In their review of 176 patients referred to Mayo Clinic for a second opinion about a diagnosis of LQTS, Mayo specialists found that about 40 percent did not show sufficient evidence to merit that diagnosis. Most of these were dismissed as normal. Of the 176, most were taking drugs to correct a presumed LQTS problem and were restricted from strenuous physical activity, including competitive sports. About 10 percent had undergone surgery to have an implantable cardioverter defibrillator (ICD), a treatment for LQTS.

“Two of every five patients who were referred to us with the diagnosis of LQTS left Mayo Clinic without the diagnosis,” explains Michael Ackerman, M.D., Ph.D., the pediatric cardiologist who directs Mayo's Long QT Syndrome Clinic and is the director of the Mayo Clinic Windland Smith Rice Sudden Death Genomics Laboratory. He is the senior author of a study that appeared in the May 22 issue of Circulation .

“This is dramatic evidence of just how challenging LQTS is to correctly diagnose because it can present with such a large variety of symptoms,” Dr. Ackerman says. “There's a real need for cautious, comprehensive evaluation by experienced LQTS specialists because there is a risk for overdiagnosis. And when that happens, some of the treatments that patients may receive when they carry this diagnosis -- such as taking medications for life, having a defibrillator implanted, or being restricted from competitive sports -- can have a profound effect on quality of life.”

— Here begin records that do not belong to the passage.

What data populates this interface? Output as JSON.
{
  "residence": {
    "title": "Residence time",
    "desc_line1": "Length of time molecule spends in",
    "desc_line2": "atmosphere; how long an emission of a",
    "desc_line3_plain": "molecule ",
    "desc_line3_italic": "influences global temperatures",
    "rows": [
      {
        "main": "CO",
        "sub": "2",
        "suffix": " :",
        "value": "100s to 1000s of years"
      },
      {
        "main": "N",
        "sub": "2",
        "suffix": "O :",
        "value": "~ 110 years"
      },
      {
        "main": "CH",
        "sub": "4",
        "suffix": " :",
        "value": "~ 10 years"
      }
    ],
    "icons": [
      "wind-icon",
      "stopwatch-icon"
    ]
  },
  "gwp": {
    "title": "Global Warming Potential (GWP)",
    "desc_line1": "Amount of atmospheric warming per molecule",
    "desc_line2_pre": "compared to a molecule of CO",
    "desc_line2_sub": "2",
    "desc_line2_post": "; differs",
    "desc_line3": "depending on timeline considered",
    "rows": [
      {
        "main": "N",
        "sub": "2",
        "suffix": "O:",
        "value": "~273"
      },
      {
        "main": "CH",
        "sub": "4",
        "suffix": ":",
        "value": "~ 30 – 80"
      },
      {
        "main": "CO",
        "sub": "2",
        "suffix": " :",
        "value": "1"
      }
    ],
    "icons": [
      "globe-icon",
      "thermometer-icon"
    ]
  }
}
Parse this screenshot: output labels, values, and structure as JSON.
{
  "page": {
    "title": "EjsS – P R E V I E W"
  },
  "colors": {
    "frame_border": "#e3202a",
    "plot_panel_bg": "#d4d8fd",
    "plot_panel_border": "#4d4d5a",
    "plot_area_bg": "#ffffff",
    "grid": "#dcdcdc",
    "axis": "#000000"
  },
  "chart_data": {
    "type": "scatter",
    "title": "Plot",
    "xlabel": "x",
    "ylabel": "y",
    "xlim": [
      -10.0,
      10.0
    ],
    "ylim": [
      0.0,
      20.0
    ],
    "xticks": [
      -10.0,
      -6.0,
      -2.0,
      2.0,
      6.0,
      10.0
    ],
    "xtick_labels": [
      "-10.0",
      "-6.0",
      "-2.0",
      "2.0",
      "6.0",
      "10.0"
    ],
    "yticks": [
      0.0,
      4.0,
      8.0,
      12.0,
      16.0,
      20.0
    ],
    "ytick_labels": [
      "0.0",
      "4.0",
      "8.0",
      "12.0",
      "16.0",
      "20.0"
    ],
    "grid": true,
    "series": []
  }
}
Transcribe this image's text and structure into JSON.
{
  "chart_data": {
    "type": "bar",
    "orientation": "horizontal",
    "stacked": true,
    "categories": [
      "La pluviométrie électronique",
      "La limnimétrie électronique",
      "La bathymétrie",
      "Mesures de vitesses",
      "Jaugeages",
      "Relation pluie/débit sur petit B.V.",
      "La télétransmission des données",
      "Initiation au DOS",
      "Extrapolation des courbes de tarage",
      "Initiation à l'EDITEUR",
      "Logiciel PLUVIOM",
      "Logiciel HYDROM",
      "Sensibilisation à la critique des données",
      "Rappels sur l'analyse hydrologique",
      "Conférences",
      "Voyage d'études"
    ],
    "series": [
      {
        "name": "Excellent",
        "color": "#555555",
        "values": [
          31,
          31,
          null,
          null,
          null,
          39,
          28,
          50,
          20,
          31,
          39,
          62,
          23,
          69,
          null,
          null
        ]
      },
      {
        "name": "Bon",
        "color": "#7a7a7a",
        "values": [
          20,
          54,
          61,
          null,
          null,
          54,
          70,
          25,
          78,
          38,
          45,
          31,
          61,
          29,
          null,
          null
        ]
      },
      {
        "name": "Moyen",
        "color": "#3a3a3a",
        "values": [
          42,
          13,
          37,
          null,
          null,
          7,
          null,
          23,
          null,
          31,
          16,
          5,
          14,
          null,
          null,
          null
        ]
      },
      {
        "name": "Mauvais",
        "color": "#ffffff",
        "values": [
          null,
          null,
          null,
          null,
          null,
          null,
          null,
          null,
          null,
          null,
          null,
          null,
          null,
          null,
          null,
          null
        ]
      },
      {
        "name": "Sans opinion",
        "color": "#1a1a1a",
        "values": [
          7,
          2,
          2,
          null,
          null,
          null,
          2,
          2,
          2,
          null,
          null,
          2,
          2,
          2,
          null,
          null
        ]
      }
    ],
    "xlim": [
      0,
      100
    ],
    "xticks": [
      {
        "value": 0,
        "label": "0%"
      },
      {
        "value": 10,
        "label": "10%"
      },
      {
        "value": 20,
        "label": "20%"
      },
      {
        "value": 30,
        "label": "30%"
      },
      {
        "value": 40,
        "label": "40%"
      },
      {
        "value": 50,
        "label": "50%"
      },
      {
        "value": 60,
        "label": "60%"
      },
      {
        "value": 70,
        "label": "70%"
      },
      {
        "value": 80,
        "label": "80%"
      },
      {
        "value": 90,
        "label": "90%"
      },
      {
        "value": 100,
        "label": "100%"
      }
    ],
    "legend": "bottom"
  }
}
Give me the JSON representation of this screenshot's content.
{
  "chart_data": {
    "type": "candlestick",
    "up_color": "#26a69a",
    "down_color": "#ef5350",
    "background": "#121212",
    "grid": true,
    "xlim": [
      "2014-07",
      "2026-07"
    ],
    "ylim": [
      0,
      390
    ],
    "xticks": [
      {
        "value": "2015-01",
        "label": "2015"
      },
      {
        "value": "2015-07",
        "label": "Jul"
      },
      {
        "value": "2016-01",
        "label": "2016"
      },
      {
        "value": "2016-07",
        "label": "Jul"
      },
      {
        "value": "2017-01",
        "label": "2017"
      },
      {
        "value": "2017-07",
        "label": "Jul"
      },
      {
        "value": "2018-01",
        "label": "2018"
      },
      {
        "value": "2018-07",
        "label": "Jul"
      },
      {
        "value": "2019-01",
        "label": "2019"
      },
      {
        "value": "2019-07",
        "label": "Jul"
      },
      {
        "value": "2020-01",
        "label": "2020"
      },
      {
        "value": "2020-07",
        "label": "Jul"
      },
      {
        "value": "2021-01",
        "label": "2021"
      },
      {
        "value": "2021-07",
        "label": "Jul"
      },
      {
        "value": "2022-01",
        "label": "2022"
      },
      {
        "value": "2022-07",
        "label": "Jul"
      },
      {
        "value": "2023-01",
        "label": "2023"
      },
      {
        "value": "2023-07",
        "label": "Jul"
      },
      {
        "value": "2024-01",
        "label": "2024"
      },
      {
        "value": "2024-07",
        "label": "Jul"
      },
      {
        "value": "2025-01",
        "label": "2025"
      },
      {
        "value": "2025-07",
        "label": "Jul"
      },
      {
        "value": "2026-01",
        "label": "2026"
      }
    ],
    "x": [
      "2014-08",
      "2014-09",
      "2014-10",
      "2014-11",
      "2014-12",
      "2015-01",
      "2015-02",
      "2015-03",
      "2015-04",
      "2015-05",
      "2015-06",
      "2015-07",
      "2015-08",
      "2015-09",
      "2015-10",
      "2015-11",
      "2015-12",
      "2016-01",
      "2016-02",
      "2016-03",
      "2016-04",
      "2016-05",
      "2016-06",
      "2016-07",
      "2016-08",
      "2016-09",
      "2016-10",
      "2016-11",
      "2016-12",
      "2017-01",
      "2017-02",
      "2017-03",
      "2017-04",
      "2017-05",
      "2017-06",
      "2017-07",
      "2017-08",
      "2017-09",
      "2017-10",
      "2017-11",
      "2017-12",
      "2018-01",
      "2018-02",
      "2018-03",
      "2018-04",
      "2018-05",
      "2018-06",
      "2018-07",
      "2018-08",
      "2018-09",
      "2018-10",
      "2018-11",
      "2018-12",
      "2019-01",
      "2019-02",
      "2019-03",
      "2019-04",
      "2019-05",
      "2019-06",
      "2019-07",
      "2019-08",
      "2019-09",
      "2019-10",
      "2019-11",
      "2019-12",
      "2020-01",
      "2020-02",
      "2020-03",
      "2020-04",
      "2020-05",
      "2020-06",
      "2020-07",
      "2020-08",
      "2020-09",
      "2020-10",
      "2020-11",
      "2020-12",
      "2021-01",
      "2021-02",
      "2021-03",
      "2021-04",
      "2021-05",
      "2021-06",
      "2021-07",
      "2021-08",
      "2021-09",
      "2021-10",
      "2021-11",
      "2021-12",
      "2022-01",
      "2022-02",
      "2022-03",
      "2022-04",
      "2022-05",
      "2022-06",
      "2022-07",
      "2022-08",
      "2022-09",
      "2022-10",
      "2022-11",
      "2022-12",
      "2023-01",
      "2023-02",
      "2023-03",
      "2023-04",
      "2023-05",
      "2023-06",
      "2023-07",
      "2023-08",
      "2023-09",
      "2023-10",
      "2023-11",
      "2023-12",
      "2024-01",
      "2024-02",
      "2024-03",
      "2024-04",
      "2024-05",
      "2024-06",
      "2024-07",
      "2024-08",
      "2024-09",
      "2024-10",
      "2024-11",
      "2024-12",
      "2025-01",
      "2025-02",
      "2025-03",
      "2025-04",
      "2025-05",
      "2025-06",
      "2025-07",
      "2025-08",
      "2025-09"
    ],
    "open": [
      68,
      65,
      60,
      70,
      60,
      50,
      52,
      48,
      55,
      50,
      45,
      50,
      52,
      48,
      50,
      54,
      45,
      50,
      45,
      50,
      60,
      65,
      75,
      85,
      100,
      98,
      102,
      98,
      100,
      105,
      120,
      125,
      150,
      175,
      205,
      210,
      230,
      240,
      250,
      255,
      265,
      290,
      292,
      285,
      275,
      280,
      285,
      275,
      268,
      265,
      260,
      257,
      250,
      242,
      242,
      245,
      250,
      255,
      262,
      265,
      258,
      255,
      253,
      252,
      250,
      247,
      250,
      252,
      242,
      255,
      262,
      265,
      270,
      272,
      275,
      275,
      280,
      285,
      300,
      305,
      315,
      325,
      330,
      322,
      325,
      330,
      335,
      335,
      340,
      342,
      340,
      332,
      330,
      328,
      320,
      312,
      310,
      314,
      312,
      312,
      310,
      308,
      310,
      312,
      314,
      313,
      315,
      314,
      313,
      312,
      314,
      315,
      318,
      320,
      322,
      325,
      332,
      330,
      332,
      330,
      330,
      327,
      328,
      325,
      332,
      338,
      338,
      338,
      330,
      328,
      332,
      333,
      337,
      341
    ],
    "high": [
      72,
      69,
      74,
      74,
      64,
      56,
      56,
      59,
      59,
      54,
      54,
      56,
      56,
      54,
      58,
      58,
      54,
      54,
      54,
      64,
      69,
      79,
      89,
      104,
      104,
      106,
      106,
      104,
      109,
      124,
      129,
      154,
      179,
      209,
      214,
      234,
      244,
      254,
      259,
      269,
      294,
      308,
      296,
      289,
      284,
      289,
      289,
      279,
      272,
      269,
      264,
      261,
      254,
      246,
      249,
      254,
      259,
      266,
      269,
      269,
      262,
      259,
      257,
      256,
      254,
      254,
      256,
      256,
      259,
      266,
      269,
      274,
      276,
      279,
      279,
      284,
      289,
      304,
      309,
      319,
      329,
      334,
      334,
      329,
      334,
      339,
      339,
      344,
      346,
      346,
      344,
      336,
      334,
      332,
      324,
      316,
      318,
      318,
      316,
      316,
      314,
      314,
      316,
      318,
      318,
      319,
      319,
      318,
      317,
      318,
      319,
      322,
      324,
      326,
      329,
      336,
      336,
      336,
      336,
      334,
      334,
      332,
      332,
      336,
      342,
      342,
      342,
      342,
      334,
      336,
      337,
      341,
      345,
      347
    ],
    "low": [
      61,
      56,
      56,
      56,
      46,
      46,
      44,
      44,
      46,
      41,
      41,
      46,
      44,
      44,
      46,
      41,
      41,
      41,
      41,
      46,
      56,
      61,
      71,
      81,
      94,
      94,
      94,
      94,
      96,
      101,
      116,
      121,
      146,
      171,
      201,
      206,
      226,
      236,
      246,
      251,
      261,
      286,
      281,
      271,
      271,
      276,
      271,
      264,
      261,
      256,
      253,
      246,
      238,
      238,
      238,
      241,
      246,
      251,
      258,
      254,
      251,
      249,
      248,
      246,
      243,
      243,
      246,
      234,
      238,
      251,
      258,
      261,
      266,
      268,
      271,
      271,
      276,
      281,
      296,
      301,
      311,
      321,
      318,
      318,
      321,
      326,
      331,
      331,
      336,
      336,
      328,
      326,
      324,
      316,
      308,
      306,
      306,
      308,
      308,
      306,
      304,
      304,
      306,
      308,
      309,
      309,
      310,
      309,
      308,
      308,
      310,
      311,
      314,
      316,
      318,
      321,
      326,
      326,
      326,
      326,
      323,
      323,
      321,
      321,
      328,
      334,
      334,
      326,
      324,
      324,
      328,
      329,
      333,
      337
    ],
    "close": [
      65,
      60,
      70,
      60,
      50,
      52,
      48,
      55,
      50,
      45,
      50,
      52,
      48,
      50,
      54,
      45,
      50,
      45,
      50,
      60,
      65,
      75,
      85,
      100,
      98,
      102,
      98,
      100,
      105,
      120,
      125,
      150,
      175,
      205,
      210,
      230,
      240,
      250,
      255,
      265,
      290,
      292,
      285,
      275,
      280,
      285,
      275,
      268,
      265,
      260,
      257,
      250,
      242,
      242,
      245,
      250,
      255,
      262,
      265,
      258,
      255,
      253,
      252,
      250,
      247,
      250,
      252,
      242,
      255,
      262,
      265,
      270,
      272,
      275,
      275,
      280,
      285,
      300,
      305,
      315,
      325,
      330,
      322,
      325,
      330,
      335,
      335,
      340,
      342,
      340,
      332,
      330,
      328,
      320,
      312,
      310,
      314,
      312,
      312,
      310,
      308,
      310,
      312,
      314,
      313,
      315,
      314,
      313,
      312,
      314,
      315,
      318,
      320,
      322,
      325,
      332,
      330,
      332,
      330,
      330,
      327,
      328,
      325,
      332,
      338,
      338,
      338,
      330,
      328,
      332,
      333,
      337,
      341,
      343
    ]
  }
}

Dr. Ackerman emphasizes that this subset of patients seen at Mayo Clinic may not be representative of all LQTS patients. Their cases may not have been clear in the first place, prompting the families to seek a second opinion at Mayo Clinic. He cautions against interpreting the results of this study to mean that 40 percent of all LQTS patients have errors in diagnosis. “Instead, this study has exposed the fact that sometimes the clues we use to suspect the diagnosis of LQTS can be misread, misinterpreted, mismeasured and mistaken,” he explains.

Significance of the Mayo Clinic Research

The risk of underdiagnosing LQTS has been well established in recent years. Early this year, this same investigative team published findings from a series of coroner/medical examiner cases showing that approximately half of the LQTS cases discovered postmortem had exhibited legitimate sudden death “warning signs" including sudden faints and a positive family history of sudden unexplained deaths. But the current Mayo Clinic study is the first report of the potential for overdiagnosis of LQTS. As such, it emphasizes the need to clarify methods for interpreting data obtained from heart tests used to evaluate LQTS patients, particularly data of borderline cases, Dr. Ackerman says.